We do at least make an effort with our picnic. Food is something we’ve started to pay more attention to in the last year or eighteen months. I guess as we’ve had less excitement on the dating sites, we’ve looked to replace that emotional hole at the local deli. Our deli has huge brine-cured hams hanging from scary-looking hooks swaying in the window, ripe cheeses sweat and swell, there are about ten different types of olives to be purchased. It’s intimidating, and that sort of excites us. We spend as much in that deli each month as we spend on our rent. We might not have boyfriends, mortgages or children, but we do have hefty chunks of salty pig. Today, we buy three good cheeses and a selection of charcuterie. We buy an overpriced, ready-prepared summer berry salad, but the convenience justifies the inflated price tag. We glance at one another half guilty, half encouraging and then add a four-pack of luxury chocolate brownies to the basket. At the till, I slip a packet of caramel popcorn in too and Fiona adds some hand-cut vegetable crisps. It’s a family-size pack, but we’ll make a heroic effort. Finally, we buy a large bottle of sparkly water and a decent prosecco. By the time we leave the shop, we feel in better spirits.
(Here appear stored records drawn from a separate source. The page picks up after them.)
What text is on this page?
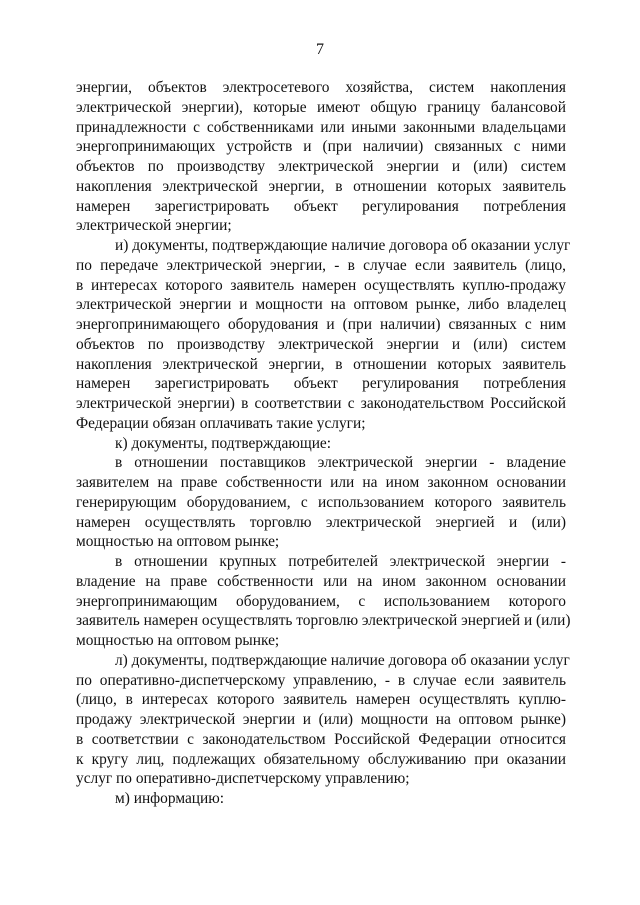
7

энергии, объектов электросетевого хозяйства, систем накопления
электрической энергии), которые имеют общую границу балансовой
принадлежности с собственниками или иными законными владельцами
энергопринимающих устройств и (при наличии) связанных с ними
объектов по производству электрической энергии и (или) систем
накопления электрической энергии, в отношении которых заявитель
намерен зарегистрировать объект регулирования потребления
электрической энергии;

и) документы, подтверждающие наличие договора об оказании услуг
по передаче электрической энергии, - в случае если заявитель (лицо,
в интересах которого заявитель намерен осуществлять куплю-продажу
электрической энергии и мощности на оптовом рынке, либо владелец
энергопринимающего оборудования и (при наличии) связанных с ним
объектов по производству электрической энергии и (или) систем
накопления электрической энергии, в отношении которых заявитель
намерен зарегистрировать объект регулирования потребления
электрической энергии) в соответствии с законодательством Российской
Федерации обязан оплачивать такие услуги;

к) документы, подтверждающие:

в отношении поставщиков электрической энергии - владение
заявителем на праве собственности или на ином законном основании
генерирующим оборудованием, с использованием которого заявитель
намерен осуществлять торговлю электрической энергией и (или)
мощностью на оптовом рынке;

в отношении крупных потребителей электрической энергии -
владение на праве собственности или на ином законном основании
энергопринимающим оборудованием, с использованием которого
заявитель намерен осуществлять торговлю электрической энергией и (или)
мощностью на оптовом рынке;

л) документы, подтверждающие наличие договора об оказании услуг
по оперативно-диспетчерскому управлению, - в случае если заявитель
(лицо, в интересах которого заявитель намерен осуществлять куплю-
продажу электрической энергии и (или) мощности на оптовом рынке)
в соответствии с законодательством Российской Федерации относится
к кругу лиц, подлежащих обязательному обслуживанию при оказании
услуг по оперативно-диспетчерскому управлению;

м) информацию:
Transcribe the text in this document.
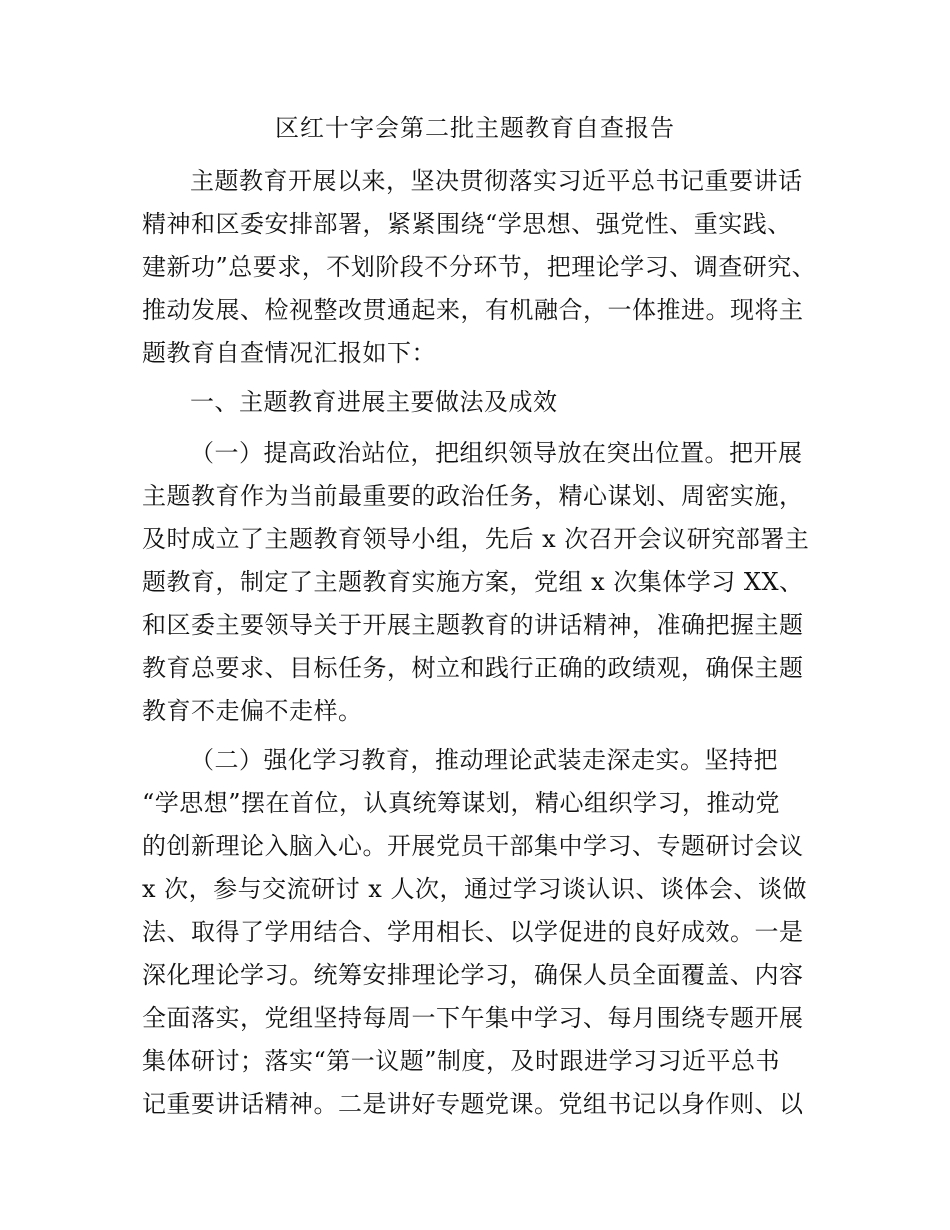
区红十字会第二批主题教育自查报告
主题教育开展以来，坚决贯彻落实习近平总书记重要讲话
精神和区委安排部署，紧紧围绕“学思想、强党性、重实践、
建新功”总要求，不划阶段不分环节，把理论学习、调查研究、
推动发展、检视整改贯通起来，有机融合，一体推进。现将主
题教育自查情况汇报如下：
一、主题教育进展主要做法及成效
（一）提高政治站位，把组织领导放在突出位置。把开展
主题教育作为当前最重要的政治任务，精心谋划、周密实施，
及时成立了主题教育领导小组，先后 x 次召开会议研究部署主
题教育，制定了主题教育实施方案，党组 x 次集体学习 XX、
和区委主要领导关于开展主题教育的讲话精神，准确把握主题
教育总要求、目标任务，树立和践行正确的政绩观，确保主题
教育不走偏不走样。
（二）强化学习教育，推动理论武装走深走实。坚持把
“学思想”摆在首位，认真统筹谋划，精心组织学习，推动党
的创新理论入脑入心。开展党员干部集中学习、专题研讨会议
x 次，参与交流研讨 x 人次，通过学习谈认识、谈体会、谈做
法、取得了学用结合、学用相长、以学促进的良好成效。一是
深化理论学习。统筹安排理论学习，确保人员全面覆盖、内容
全面落实，党组坚持每周一下午集中学习、每月围绕专题开展
集体研讨；落实“第一议题”制度，及时跟进学习习近平总书
记重要讲话精神。二是讲好专题党课。党组书记以身作则、以
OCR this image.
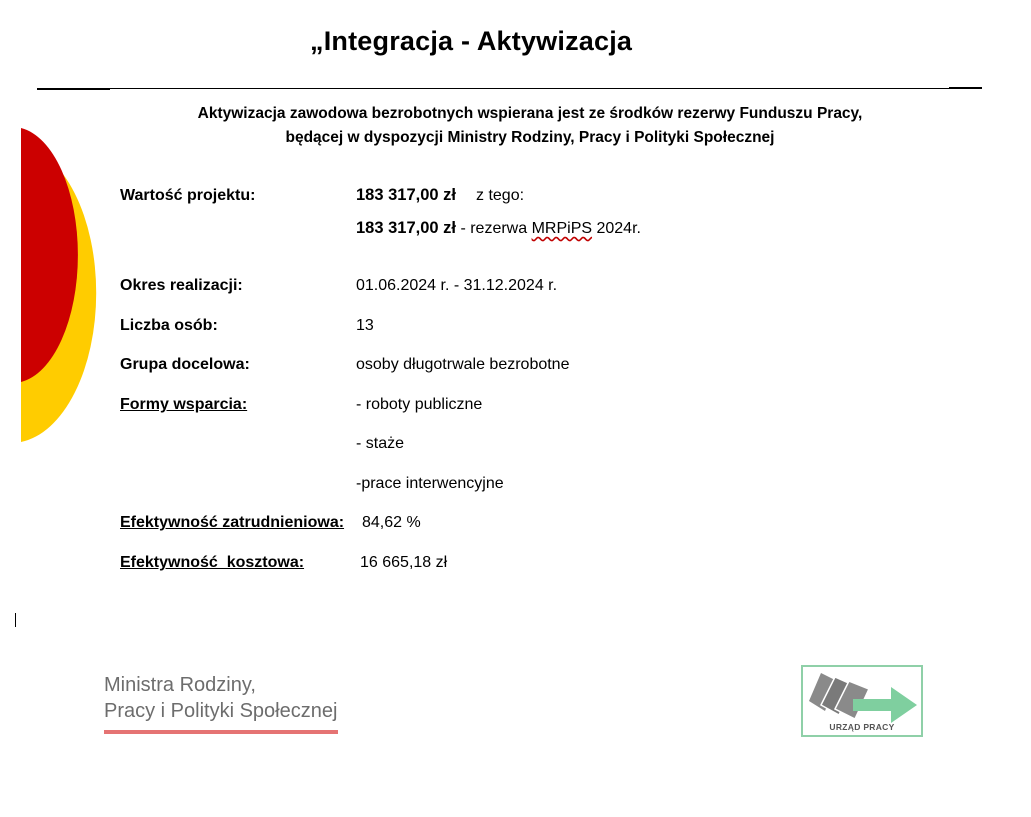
„Integracja - Aktywizacja
Aktywizacja zawodowa bezrobotnych wspierana jest ze środków rezerwy Funduszu Pracy,
będącej w dyspozycji Ministry Rodziny, Pracy i Polityki Społecznej
Wartość projektu:	183 317,00 zł z tego:
183 317,00 zł - rezerwa MRPiPS 2024r.
Okres realizacji:	01.06.2024 r. - 31.12.2024 r.
Liczba osób:	13
Grupa docelowa:	osoby długotrwale bezrobotne
Formy wsparcia:	- roboty publiczne
- staże
-prace interwencyjne
Efektywność zatrudnieniowa: 84,62 %
Efektywność  kosztowa:	16 665,18 zł
Ministra Rodziny,
Pracy i Polityki Społecznej
URZĄD PRACY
As predicted, the park is full of families with young kids, but it’s a relief to note there are no loved-up couples. They are the worst. I guess the loved-up couples still have the impetus to get on the tube and haul their asses to London’s central parks, which looks significantly more impressive on Facebook. Social media impact is a new but important part of dating. Equal to physical attraction and only a fraction below potential earning power. I sigh, frustrated with how increasingly complex the dating scene is becoming. My mother and father met one another through friends who “thought they might click.” It seems quaint, being set up by mutual, interested parties. No one does that now. Probably because most people shag all their vaguely attractive friends throughout their twenties, and so passing them on seems vaguely inappropriate. Hey, I didn’t think he was quite, you know, but maybe you will… No one likes sloppy seconds. Thinking about sex takes my mind in a different direction. I suddenly doubt the loved-up couples of London are bothering with parks at all. Maybe they can choose to shun the sun, loll in bed, tangle themselves in sweat and sheets. As couples they have the confidence not to care if they are “wasting the day,” not to believe they are, since they are wrapped in one another. The thought of these imaginary couples makes me feel horny and depressed at the same time.
Fiona and I spread out the picnic blanket. Settle. While we eat and drink, we swap the odd comment but don’t commit to a conversation.
“Oh my God, that brie.”
“Good?”
“Heaven.”
“Tear me off some bread, will you?”
“Top up?”
We don’t feel the need for constant chatter. We have known one another for twelve years. We don’t have many surprises to offer each other. There are few, if any, stories we haven’t shared. This week’s news and gossip from our respective offices has been dissected. It doesn’t matter, the silence between us is comfortable, companionable. We met just after we graduated, in the waiting room of a recruitment agency. Both of us clueless. I didn’t know much more than I wanted to work “in an office.” Fiona wanted to work “in fashion or interiors, something not boring.” We struck up a conversation and then after we’d both registered and interviewed we went for a coffee, eager to share our dreams and admit to our insecurities. We just clicked, easily and instantly became close. Thank God I have Fiona. I think I love her more than anyone else in the world. I don’t want this to be the case. I want to love my husband and my kids more but since neither thing exists, I’m grateful I have Fiona to love.